Они пробыли довольно долго на ледяном покрове и понимают, что это предприятие – не детская игра, что для вызвавшегося нет пути назад. Я добавил также, что многим покажется опасным, даже безумным, что два человека отправляются в эти неизвестные области, не имея другой надежды на безопасное возвращение, кроме как на свои ресурсы и здоровье. Лично я не считал это предприятие опасным, но каждый должен решить за себя. Доктор первым вызвался идти, за ним Джибсон и Аструп. В итоге я принял решение: Аструп пойдет со мной, Джибсон останется командиром вспомогательной партии и, вернувшись в дом Красной скалы, посвятит все свое время сбору орнитологических образцов и снабжению партии дичью; доктор Кук, по прибытии к Красной скале, примет на себя обязанности начальника до моего возвращения с внутреннего льда.
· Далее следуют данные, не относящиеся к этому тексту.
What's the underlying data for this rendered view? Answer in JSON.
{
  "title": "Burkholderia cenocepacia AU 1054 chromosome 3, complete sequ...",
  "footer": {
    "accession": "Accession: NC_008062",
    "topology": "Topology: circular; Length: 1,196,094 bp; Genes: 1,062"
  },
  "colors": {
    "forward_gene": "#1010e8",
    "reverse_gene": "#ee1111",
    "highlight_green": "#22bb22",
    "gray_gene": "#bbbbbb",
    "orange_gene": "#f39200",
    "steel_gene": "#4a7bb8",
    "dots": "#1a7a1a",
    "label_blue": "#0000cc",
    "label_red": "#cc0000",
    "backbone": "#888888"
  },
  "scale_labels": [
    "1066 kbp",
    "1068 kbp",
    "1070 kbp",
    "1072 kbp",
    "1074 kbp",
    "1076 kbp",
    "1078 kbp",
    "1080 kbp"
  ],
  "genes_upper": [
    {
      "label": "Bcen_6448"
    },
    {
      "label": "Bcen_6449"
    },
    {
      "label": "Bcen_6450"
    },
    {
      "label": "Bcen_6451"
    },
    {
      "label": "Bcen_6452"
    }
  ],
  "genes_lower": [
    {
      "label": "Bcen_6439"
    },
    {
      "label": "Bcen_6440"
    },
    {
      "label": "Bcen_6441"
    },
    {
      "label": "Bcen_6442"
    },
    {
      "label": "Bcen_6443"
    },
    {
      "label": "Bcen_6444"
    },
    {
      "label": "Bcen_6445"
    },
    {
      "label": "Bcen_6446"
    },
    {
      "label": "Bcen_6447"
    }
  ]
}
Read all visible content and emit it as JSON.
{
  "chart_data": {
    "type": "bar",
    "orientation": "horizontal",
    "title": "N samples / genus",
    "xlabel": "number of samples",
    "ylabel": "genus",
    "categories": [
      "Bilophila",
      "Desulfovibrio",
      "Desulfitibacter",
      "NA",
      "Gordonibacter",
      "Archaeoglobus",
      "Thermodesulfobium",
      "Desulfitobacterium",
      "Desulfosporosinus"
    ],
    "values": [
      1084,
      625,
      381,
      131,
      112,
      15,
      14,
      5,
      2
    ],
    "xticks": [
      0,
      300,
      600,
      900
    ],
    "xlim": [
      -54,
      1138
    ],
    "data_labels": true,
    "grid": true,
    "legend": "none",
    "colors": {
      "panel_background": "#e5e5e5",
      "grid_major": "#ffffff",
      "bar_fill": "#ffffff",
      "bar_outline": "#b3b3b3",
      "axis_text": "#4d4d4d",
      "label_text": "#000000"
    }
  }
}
Через несколько минут все в «лагере расставания», кроме меня, крепко спали, как спят утомленные, но здоровые люди. На следующее утро мы распредели поклажу саней. Груз был заботливо упакован и перевязан; это облегчит, по возможности, для двух оставшихся работу, которую делали до сих пор четверо. Джибсон и доктор взяли свою одежду, легкие сани, двух собак и провизии на двенадцать дней. Затем я дал Джибсону компас, один из моих хронометров, карту, точно объяснил, как идти к бухте Мак-Кормика, и мы расстались. Слов при этом было сказано немного, но я думаю, что в этот момент чувства переполняли каждого из нас. Я и Аструп тронулись в путь, доктор и Джибсон смотрели, как мы уходим. Спустя некоторое время мы увидели, что и они выступили; через несколько минут они скрылись из виду за ледяным пригорком.